Kelleria reducta most closely resembles K. indonesiana Mulyadi, 2009 in the armature formula of P1-P4 and the armature and structure of the maxilla, but these species can be separated by the following characters: 1) the last segment of the antennary ENP has 5 setae in K. reducta (Gómez, 2006, Fig. 4A, present data)and only 3 in K. indonesiana (Mulyadi, 2009, Fig. 2D); 2) the P4ENP reaches the end of P4EXP2 in K. reducta (Gómez, 2006, Fig. 6B, present data) whereas in K. indonesiana the P4ENP reaches midlength of P4EXP3 (Mulyadi, 2009, Fig. 3D); 3) the shape of P5 diverges in these 2 species, it has a single inner marginal process in K. reducta (Gómez, 2006, Fig. 3C, present data) and 2 lobes in K. indonesiana (Mulyadi, 2009, Fig. 2I); 4) the mandibular blade of K. reducta has 2 mediobasal teeth of mandibular blade much larger than the others (Gómez, 2006, Fig. 4C, present data)while in K. indonesiana only one such teeth is larger than the others (Mulyadi, 2009, Fig. 2E).
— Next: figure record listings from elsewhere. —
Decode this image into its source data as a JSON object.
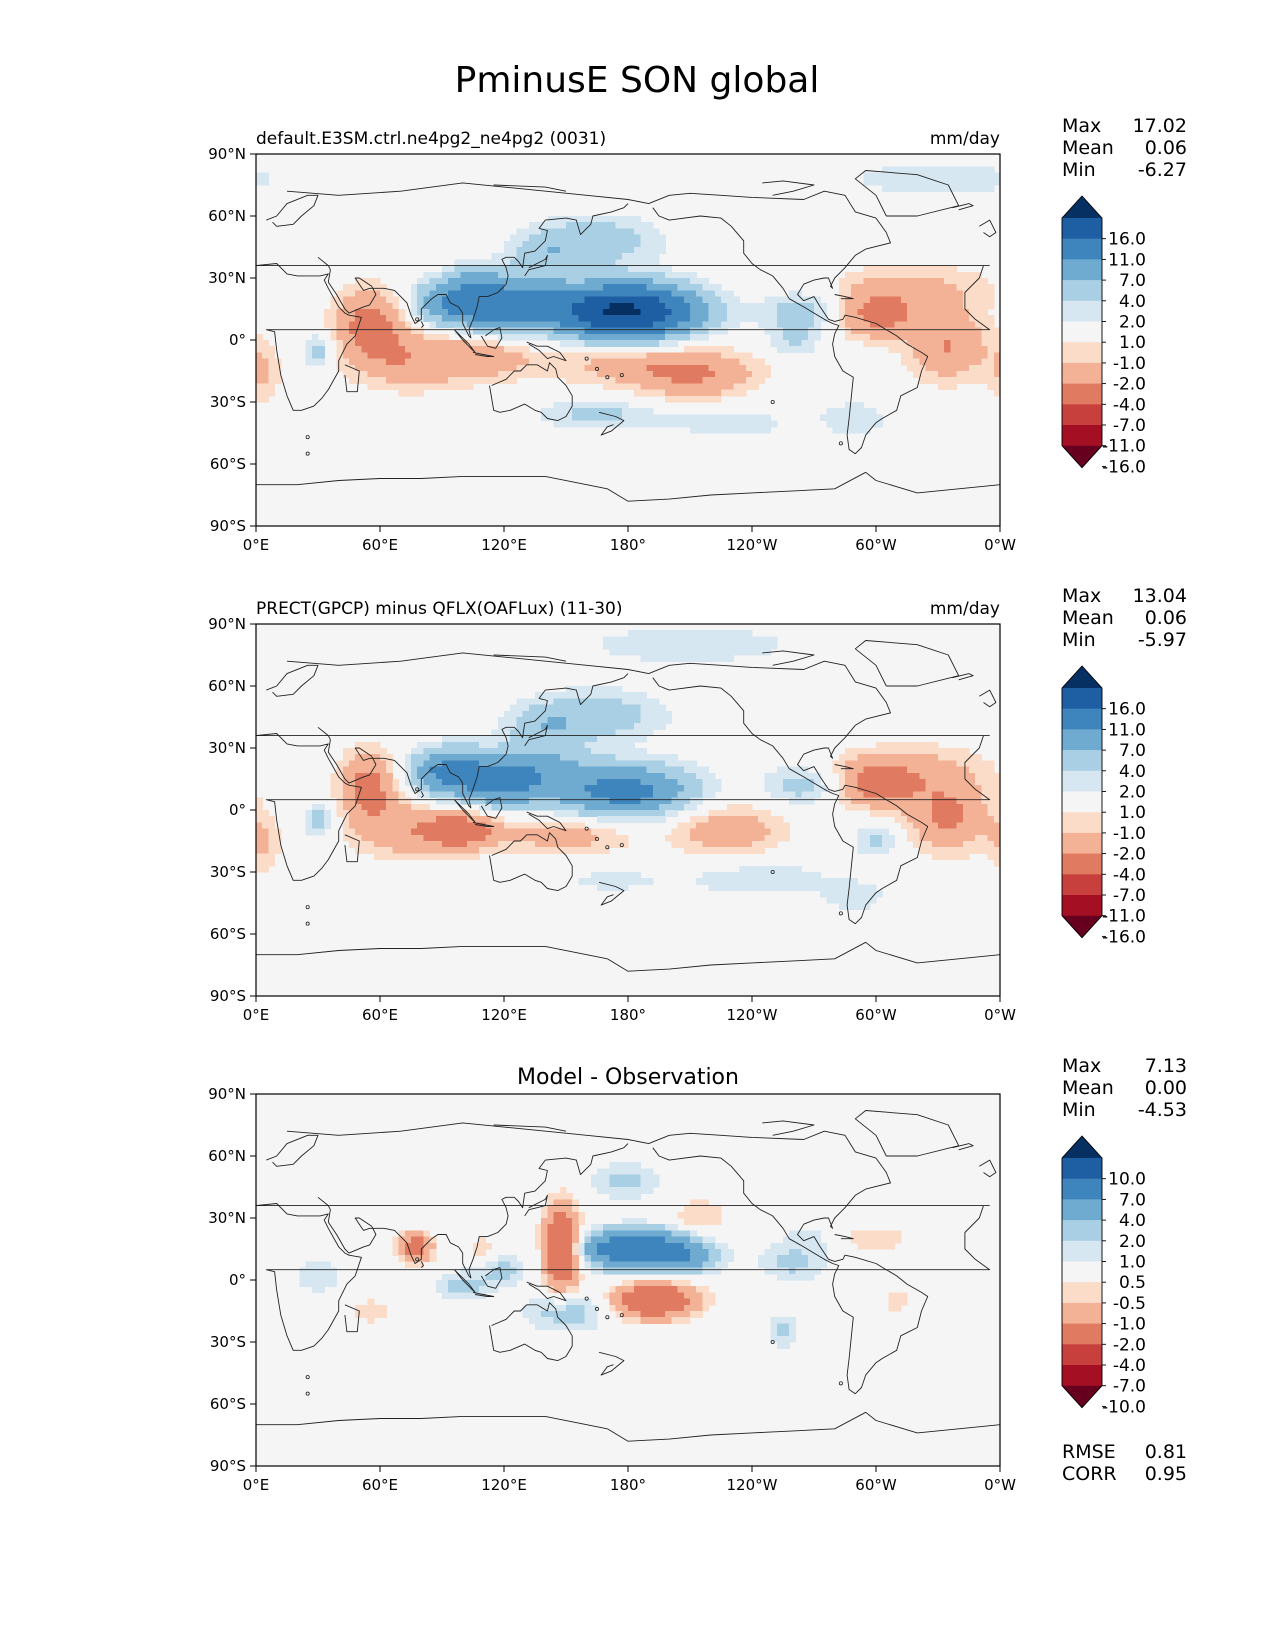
{
  "figure": {
    "title": "PminusE SON global"
  },
  "colors": {
    "ocean": "#f5f5f5",
    "coast": "#222222",
    "cmap": [
      "#67001f",
      "#a50f23",
      "#c8403d",
      "#e07b62",
      "#f3b196",
      "#fbdcc8",
      "#f5f5f5",
      "#d6e7f1",
      "#a8cfe4",
      "#6fabd1",
      "#3f85bd",
      "#1e5ea3",
      "#053061"
    ]
  },
  "chart_data": [
    {
      "type": "heatmap",
      "title_left": "default.E3SM.ctrl.ne4pg2_ne4pg2 (0031)",
      "title_right": "mm/day",
      "title_center": "",
      "xlabel": "",
      "ylabel": "",
      "xticks": [
        "0°E",
        "60°E",
        "120°E",
        "180°",
        "120°W",
        "60°W",
        "0°W"
      ],
      "yticks": [
        "90°N",
        "60°N",
        "30°N",
        "0°",
        "30°S",
        "60°S",
        "90°S"
      ],
      "xlim": [
        0,
        360
      ],
      "ylim": [
        -90,
        90
      ],
      "stats": {
        "Max": "17.02",
        "Mean": "0.06",
        "Min": "-6.27"
      },
      "colorbar_ticks": [
        "16.0",
        "11.0",
        "7.0",
        "4.0",
        "2.0",
        "1.0",
        "-1.0",
        "-2.0",
        "-4.0",
        "-7.0",
        "-11.0",
        "-16.0"
      ],
      "levels": [
        -16,
        -11,
        -7,
        -4,
        -2,
        -1,
        1,
        2,
        4,
        7,
        11,
        16
      ],
      "blobs": [
        {
          "lon": 178,
          "lat": 14,
          "a": 17,
          "sx": 24,
          "sy": 9
        },
        {
          "lon": 100,
          "lat": 18,
          "a": 9,
          "sx": 15,
          "sy": 8
        },
        {
          "lon": 132,
          "lat": 20,
          "a": 6,
          "sx": 14,
          "sy": 8
        },
        {
          "lon": 120,
          "lat": 10,
          "a": 4,
          "sx": 10,
          "sy": 6
        },
        {
          "lon": 165,
          "lat": 48,
          "a": 3,
          "sx": 22,
          "sy": 9
        },
        {
          "lon": 140,
          "lat": 42,
          "a": 2.5,
          "sx": 12,
          "sy": 7
        },
        {
          "lon": 108,
          "lat": 30,
          "a": 2.5,
          "sx": 9,
          "sy": 6
        },
        {
          "lon": 330,
          "lat": 78,
          "a": 1.8,
          "sx": 35,
          "sy": 6
        },
        {
          "lon": 265,
          "lat": 14,
          "a": 3,
          "sx": 14,
          "sy": 7
        },
        {
          "lon": 260,
          "lat": -1,
          "a": 2,
          "sx": 9,
          "sy": 7
        },
        {
          "lon": 165,
          "lat": -36,
          "a": 2.4,
          "sx": 22,
          "sy": 5
        },
        {
          "lon": 230,
          "lat": -40,
          "a": 1.5,
          "sx": 24,
          "sy": 7
        },
        {
          "lon": 30,
          "lat": -5,
          "a": 3,
          "sx": 5,
          "sy": 6
        },
        {
          "lon": 290,
          "lat": -38,
          "a": 1.8,
          "sx": 12,
          "sy": 6
        },
        {
          "lon": 55,
          "lat": 8,
          "a": -5,
          "sx": 12,
          "sy": 12
        },
        {
          "lon": 75,
          "lat": -10,
          "a": -3.2,
          "sx": 20,
          "sy": 10
        },
        {
          "lon": 110,
          "lat": -8,
          "a": -2.6,
          "sx": 18,
          "sy": 8
        },
        {
          "lon": 190,
          "lat": -12,
          "a": -3.1,
          "sx": 35,
          "sy": 7
        },
        {
          "lon": 212,
          "lat": -20,
          "a": -2.8,
          "sx": 20,
          "sy": 8
        },
        {
          "lon": 300,
          "lat": 12,
          "a": -4.5,
          "sx": 14,
          "sy": 8
        },
        {
          "lon": 335,
          "lat": -3,
          "a": -4,
          "sx": 14,
          "sy": 12
        },
        {
          "lon": 318,
          "lat": 25,
          "a": -2.2,
          "sx": 30,
          "sy": 9
        },
        {
          "lon": 3,
          "lat": -16,
          "a": -2.2,
          "sx": 6,
          "sy": 10
        },
        {
          "lon": 155,
          "lat": 23,
          "a": -1.2,
          "sx": 6,
          "sy": 4
        }
      ]
    },
    {
      "type": "heatmap",
      "title_left": "PRECT(GPCP) minus QFLX(OAFLux) (11-30)",
      "title_right": "mm/day",
      "title_center": "",
      "xlabel": "",
      "ylabel": "",
      "xticks": [
        "0°E",
        "60°E",
        "120°E",
        "180°",
        "120°W",
        "60°W",
        "0°W"
      ],
      "yticks": [
        "90°N",
        "60°N",
        "30°N",
        "0°",
        "30°S",
        "60°S",
        "90°S"
      ],
      "xlim": [
        0,
        360
      ],
      "ylim": [
        -90,
        90
      ],
      "stats": {
        "Max": "13.04",
        "Mean": "0.06",
        "Min": "-5.97"
      },
      "colorbar_ticks": [
        "16.0",
        "11.0",
        "7.0",
        "4.0",
        "2.0",
        "1.0",
        "-1.0",
        "-2.0",
        "-4.0",
        "-7.0",
        "-11.0",
        "-16.0"
      ],
      "levels": [
        -16,
        -11,
        -7,
        -4,
        -2,
        -1,
        1,
        2,
        4,
        7,
        11,
        16
      ],
      "blobs": [
        {
          "lon": 95,
          "lat": 18,
          "a": 9,
          "sx": 14,
          "sy": 8
        },
        {
          "lon": 120,
          "lat": 10,
          "a": 5,
          "sx": 12,
          "sy": 7
        },
        {
          "lon": 135,
          "lat": 20,
          "a": 5,
          "sx": 16,
          "sy": 8
        },
        {
          "lon": 178,
          "lat": 9,
          "a": 8.5,
          "sx": 24,
          "sy": 9
        },
        {
          "lon": 165,
          "lat": 46,
          "a": 3,
          "sx": 24,
          "sy": 9
        },
        {
          "lon": 140,
          "lat": 40,
          "a": 2.5,
          "sx": 13,
          "sy": 7
        },
        {
          "lon": 210,
          "lat": 80,
          "a": 1.8,
          "sx": 40,
          "sy": 7
        },
        {
          "lon": 265,
          "lat": 12,
          "a": 3,
          "sx": 14,
          "sy": 7
        },
        {
          "lon": 300,
          "lat": -14,
          "a": 2.4,
          "sx": 8,
          "sy": 6
        },
        {
          "lon": 240,
          "lat": -32,
          "a": 1.8,
          "sx": 28,
          "sy": 8
        },
        {
          "lon": 170,
          "lat": -34,
          "a": 1.3,
          "sx": 18,
          "sy": 5
        },
        {
          "lon": 30,
          "lat": -5,
          "a": 3,
          "sx": 5,
          "sy": 6
        },
        {
          "lon": 290,
          "lat": -42,
          "a": 1.5,
          "sx": 12,
          "sy": 6
        },
        {
          "lon": 55,
          "lat": 12,
          "a": -5,
          "sx": 10,
          "sy": 12
        },
        {
          "lon": 75,
          "lat": -10,
          "a": -3.2,
          "sx": 20,
          "sy": 10
        },
        {
          "lon": 100,
          "lat": -10,
          "a": -5,
          "sx": 12,
          "sy": 6
        },
        {
          "lon": 150,
          "lat": -12,
          "a": -3,
          "sx": 22,
          "sy": 7
        },
        {
          "lon": 228,
          "lat": -10,
          "a": -3.4,
          "sx": 20,
          "sy": 10
        },
        {
          "lon": 300,
          "lat": 12,
          "a": -4.5,
          "sx": 14,
          "sy": 8
        },
        {
          "lon": 335,
          "lat": -3,
          "a": -4.5,
          "sx": 14,
          "sy": 12
        },
        {
          "lon": 318,
          "lat": 20,
          "a": -2.2,
          "sx": 28,
          "sy": 9
        },
        {
          "lon": 3,
          "lat": -16,
          "a": -2.2,
          "sx": 6,
          "sy": 10
        }
      ]
    },
    {
      "type": "heatmap",
      "title_left": "",
      "title_right": "",
      "title_center": "Model - Observation",
      "xlabel": "",
      "ylabel": "",
      "xticks": [
        "0°E",
        "60°E",
        "120°E",
        "180°",
        "120°W",
        "60°W",
        "0°W"
      ],
      "yticks": [
        "90°N",
        "60°N",
        "30°N",
        "0°",
        "30°S",
        "60°S",
        "90°S"
      ],
      "xlim": [
        0,
        360
      ],
      "ylim": [
        -90,
        90
      ],
      "stats": {
        "Max": "7.13",
        "Mean": "0.00",
        "Min": "-4.53"
      },
      "colorbar_ticks": [
        "10.0",
        "7.0",
        "4.0",
        "2.0",
        "1.0",
        "0.5",
        "-0.5",
        "-1.0",
        "-2.0",
        "-4.0",
        "-7.0",
        "-10.0"
      ],
      "levels": [
        -10,
        -7,
        -4,
        -2,
        -1,
        -0.5,
        0.5,
        1,
        2,
        4,
        7,
        10
      ],
      "rmse": {
        "RMSE": "0.81",
        "CORR": "0.95"
      },
      "blobs": [
        {
          "lon": 185,
          "lat": 15,
          "a": 7.1,
          "sx": 18,
          "sy": 6
        },
        {
          "lon": 210,
          "lat": 10,
          "a": 1.8,
          "sx": 10,
          "sy": 5
        },
        {
          "lon": 178,
          "lat": 48,
          "a": 1.3,
          "sx": 12,
          "sy": 6
        },
        {
          "lon": 150,
          "lat": -15,
          "a": 1.6,
          "sx": 14,
          "sy": 7
        },
        {
          "lon": 100,
          "lat": -3,
          "a": 1.4,
          "sx": 10,
          "sy": 5
        },
        {
          "lon": 120,
          "lat": 5,
          "a": 1.2,
          "sx": 8,
          "sy": 5
        },
        {
          "lon": 30,
          "lat": 2,
          "a": 1.0,
          "sx": 8,
          "sy": 6
        },
        {
          "lon": 260,
          "lat": 8,
          "a": 1.2,
          "sx": 12,
          "sy": 6
        },
        {
          "lon": 255,
          "lat": -25,
          "a": 1.2,
          "sx": 5,
          "sy": 6
        },
        {
          "lon": 268,
          "lat": 20,
          "a": 0.7,
          "sx": 12,
          "sy": 5
        },
        {
          "lon": 148,
          "lat": 15,
          "a": -4.5,
          "sx": 6,
          "sy": 14
        },
        {
          "lon": 193,
          "lat": -10,
          "a": -4,
          "sx": 14,
          "sy": 6
        },
        {
          "lon": 77,
          "lat": 16,
          "a": -3,
          "sx": 6,
          "sy": 5
        },
        {
          "lon": 55,
          "lat": -15,
          "a": -1,
          "sx": 6,
          "sy": 4
        },
        {
          "lon": 215,
          "lat": 30,
          "a": -1,
          "sx": 10,
          "sy": 7
        },
        {
          "lon": 298,
          "lat": 20,
          "a": -0.9,
          "sx": 14,
          "sy": 5
        },
        {
          "lon": 310,
          "lat": -10,
          "a": -0.9,
          "sx": 5,
          "sy": 4
        },
        {
          "lon": 110,
          "lat": 15,
          "a": -0.8,
          "sx": 5,
          "sy": 5
        }
      ]
    }
  ]
}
Also, in K. indonesiana the row of spines on the inner margin of the blade is represented by 7 spines (vs. 8 in K. reducta ) and 4 of them are clearly thicker and longer than the other 3 (Mulyadi, 2009, Fig.2E ), thus contrasting with the subequal condition of these spines in K. reducta (Figs. 1D, 4C; Gómez, 2006).
Distribution and ecology
Hitherto, this species has been reported only from an estuarine system in the state of Sinaloa, in the Mexican Pacific (Gómez, 2006). This record from Colombia allows a significant expansion of the known distributional range of this species, from the eastern Pacific to the western Atlantic. This is also the first record of both the genus and the species from Colombia and from the Caribbean basin. In the surveyed area K. reducta was found in the plankton of the limnetic area where salinity was highest (28 psu). This value is within the range reported by Gómez (2006) for this species. The Sinaloa population was recorded from sieved sediment samples (Gómez, 2006), thus contrasting with the finding of our specimen in the water column.